Drakiˈla Tradition / Ritual in Estia | World Anvil


Drakiˈla is a Helɉan coming-of-age tradition held yearly in the spring. The tradition is a series of games and competitions that pit young men against one another in battles of strength, endurance and wit. Completing the games is considered a rite of passage to become a man, and usually ends with placement within the community.


The Games

The specific games vary a bit each year, but always fall into a handful of categories to test the men's abilities.

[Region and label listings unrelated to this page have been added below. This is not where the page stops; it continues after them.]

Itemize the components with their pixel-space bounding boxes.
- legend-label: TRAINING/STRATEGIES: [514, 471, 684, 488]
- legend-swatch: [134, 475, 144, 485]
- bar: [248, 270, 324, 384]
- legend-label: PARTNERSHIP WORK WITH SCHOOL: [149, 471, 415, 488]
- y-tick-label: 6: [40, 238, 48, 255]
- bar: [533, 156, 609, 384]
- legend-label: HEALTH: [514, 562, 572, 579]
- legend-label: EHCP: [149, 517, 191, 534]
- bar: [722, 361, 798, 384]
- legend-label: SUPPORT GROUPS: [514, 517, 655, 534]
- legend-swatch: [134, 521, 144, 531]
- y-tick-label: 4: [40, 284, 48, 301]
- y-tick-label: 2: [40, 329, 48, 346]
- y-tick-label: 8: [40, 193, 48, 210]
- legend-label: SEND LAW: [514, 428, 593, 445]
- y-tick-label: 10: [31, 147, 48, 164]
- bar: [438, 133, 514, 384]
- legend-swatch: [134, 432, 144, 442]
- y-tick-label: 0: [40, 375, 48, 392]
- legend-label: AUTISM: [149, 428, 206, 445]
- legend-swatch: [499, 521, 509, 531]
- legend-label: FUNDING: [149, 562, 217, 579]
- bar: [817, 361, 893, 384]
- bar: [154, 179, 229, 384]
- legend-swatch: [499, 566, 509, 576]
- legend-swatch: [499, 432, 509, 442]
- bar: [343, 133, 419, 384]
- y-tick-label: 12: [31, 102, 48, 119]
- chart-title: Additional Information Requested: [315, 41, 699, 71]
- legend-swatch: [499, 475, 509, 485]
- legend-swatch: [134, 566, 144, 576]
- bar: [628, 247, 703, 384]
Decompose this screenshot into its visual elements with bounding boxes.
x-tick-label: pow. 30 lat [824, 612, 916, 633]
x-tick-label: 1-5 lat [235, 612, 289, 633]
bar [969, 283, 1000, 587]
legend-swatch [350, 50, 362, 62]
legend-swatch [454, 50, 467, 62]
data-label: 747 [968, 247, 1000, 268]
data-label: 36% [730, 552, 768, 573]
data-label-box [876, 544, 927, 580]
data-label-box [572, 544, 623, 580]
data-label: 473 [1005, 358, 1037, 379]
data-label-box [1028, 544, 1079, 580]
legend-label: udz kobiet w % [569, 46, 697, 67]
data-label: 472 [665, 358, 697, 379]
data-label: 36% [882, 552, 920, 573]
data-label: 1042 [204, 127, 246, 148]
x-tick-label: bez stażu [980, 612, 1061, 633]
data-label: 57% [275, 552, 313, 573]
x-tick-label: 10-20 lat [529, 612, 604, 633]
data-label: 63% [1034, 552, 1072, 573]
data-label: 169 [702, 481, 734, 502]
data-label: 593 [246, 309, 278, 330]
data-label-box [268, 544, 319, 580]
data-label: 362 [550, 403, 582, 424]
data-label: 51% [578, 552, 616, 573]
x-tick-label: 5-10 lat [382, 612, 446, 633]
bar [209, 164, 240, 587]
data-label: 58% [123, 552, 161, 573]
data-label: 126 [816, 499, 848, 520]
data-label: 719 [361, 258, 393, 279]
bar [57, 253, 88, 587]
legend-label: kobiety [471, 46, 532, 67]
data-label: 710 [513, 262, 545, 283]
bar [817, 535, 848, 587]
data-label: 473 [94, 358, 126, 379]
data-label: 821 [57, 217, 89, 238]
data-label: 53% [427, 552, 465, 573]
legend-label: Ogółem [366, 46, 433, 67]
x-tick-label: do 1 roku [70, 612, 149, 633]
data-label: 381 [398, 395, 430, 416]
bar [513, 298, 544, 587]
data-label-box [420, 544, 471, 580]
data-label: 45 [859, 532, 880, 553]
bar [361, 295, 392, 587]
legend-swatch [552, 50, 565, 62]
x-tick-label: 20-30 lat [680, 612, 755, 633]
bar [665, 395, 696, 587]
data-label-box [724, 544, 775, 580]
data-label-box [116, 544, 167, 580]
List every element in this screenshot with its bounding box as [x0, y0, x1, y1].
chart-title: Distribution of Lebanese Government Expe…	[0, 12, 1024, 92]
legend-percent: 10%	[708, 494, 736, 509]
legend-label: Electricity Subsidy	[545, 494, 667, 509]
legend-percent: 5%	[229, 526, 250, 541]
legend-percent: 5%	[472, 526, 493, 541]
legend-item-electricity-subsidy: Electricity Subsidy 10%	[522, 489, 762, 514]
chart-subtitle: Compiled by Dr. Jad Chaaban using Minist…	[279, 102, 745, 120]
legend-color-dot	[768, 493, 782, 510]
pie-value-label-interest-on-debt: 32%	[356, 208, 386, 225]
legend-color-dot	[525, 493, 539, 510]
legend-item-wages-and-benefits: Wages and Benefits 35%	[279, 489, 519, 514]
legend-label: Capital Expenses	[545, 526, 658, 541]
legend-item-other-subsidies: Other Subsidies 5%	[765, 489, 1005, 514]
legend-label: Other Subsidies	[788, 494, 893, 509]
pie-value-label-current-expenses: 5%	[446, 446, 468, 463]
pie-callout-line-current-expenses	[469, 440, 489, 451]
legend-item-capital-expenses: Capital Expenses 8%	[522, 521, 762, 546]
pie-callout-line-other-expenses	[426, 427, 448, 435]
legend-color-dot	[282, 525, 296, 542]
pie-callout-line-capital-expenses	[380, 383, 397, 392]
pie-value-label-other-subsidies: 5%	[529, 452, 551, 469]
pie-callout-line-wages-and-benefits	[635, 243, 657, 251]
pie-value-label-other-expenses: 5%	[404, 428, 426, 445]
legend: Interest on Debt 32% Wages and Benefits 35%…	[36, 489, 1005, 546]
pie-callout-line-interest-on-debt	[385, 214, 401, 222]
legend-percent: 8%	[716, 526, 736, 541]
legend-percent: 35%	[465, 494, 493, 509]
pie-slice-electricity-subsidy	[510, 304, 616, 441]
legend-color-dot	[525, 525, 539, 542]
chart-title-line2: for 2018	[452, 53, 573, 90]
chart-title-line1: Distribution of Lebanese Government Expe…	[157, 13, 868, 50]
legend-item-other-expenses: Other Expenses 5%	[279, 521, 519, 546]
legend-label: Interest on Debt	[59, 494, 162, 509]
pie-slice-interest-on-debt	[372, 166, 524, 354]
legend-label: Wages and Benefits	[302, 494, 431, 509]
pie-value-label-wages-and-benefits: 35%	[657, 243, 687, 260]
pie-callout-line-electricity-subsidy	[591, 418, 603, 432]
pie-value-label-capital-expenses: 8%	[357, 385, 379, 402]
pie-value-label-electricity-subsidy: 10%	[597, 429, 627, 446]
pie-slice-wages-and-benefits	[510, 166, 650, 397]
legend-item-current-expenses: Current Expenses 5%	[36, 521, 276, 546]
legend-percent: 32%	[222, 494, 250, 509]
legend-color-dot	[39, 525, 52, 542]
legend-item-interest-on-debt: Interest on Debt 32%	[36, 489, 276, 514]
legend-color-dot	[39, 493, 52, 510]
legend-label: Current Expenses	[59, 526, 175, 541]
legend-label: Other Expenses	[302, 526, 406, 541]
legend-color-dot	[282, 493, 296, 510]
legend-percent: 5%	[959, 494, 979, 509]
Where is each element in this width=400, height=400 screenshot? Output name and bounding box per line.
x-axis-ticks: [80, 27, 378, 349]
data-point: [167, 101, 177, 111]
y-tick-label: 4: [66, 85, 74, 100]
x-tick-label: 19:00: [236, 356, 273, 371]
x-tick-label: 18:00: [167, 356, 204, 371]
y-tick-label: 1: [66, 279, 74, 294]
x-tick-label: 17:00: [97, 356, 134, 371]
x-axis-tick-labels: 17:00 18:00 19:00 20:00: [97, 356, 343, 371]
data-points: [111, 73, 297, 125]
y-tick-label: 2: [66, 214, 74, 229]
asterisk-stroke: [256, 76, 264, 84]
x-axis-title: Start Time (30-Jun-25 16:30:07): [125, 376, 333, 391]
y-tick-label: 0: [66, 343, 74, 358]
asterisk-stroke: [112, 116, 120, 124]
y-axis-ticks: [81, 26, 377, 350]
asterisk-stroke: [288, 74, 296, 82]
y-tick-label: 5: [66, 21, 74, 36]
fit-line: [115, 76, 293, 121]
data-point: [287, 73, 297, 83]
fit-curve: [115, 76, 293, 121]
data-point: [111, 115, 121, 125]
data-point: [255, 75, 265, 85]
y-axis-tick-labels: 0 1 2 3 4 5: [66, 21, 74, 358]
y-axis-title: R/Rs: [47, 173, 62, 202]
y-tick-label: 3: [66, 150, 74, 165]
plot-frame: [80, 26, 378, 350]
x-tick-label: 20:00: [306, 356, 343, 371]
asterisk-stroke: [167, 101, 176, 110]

The men are left outside the town, alone, with minimal supplies and a few goals. After 3 days they are picked up again to see how they faired. Depending on where they are they may make it back to town early, but some may hunker down and others will find each other to make the survival easier. The men are then graded on the conditions of their survival as well as their success in the goals they were given. Goals are usually simple and straightforward such as catching a fish without being given fishing supplies. Those who succeed highly in survival will be assigned as explorers and soldiers, those who will participate in rescue parties and helping to escort fishing and hunting parties.


Mining, hunting or fishing(and sometimes all 3) are used to test provisioning skills. The men are split into teams to see how well each work in a group and scored on the overall success of their mission over the course of several days. This is usually an undestimated challenge as this includes the planning of the excursion, finding a fruitfull spot and executing on skills made difficult by the environment. Those who excel in provisioning will be assigned to gathering parties to fish, hunt, mine or gather supplies.


Skill in craft is just as important as sharpness of mind or strength with a spear. Without craft the town would ultimately fail, and so it is included in the Draki'la. The men craft an item under the watch of a panel of craftsmen and they provide the scoring for the game. Those who do well in crafting will be taken on as apprentices and traders.


Juˈɟiɾ is always the game for testing Strategy, but the flavor and format of the game varies year to year. The game is ranked simply, the farther you get in the game, the higher up you are in rankings. Men who excell in strategy are often selected to be trained for leadership, town architecture or to assist the Makkaden.



The final piece of the Draki'la is the assignment within the community. Craftsmen, provisioners, scouts, and architects are all given tokens based on the number of years since the last time they successfully received and assignment, and the number of men they need to fill roles. They will use those tokens to bid on specific games, trying to get the higher placing candidates. For example, an architect who has not had an apprentice in 10 years may place all his tokens on the Juˈɟiɾ game in hopes of guaranteeing the strongest strategic mind to train as an architect. Others may split tokens up into different categories, especially if one category is particularly competitive that year.


Candidates are then assigned based on placement within the game at the end of the games during the final ceremony of the Draki'la. First in each category to their respective bids, then second, and so on. If a candidate ends up tieing for multiple assignments, they get to choose which they would prefer. If there are more candidates than assignments, the candidates at the bottom do not pass the Draki'la, and instead must try again the following year.



As there is no age restriction or limit on the Draki'la, this is not a particularly shameful outcome and it isn't uncommon for younger boys to test their skills in one or two games without completing the entire rite. Typically older boys who have had more time to hone skills will do better, ensuring a better outcome in a later game. Very few men in the community have grown past the age of 22 and not passed the Draki'la, and are almost all are of icemind.


However without succeeding in the Draki'la, a boy cannot become a full member of the community and will forever remain legally under the will of their family and can never become a patriarch. This legal distiction is sometimes used as a punishment, troublesome boys may be delayed from entering the Draki'la as a way of encouraging maturity before they gain any foothold in the community. Additionally outsiders will find the Draki'la is their way to becoming part of the community if they are male.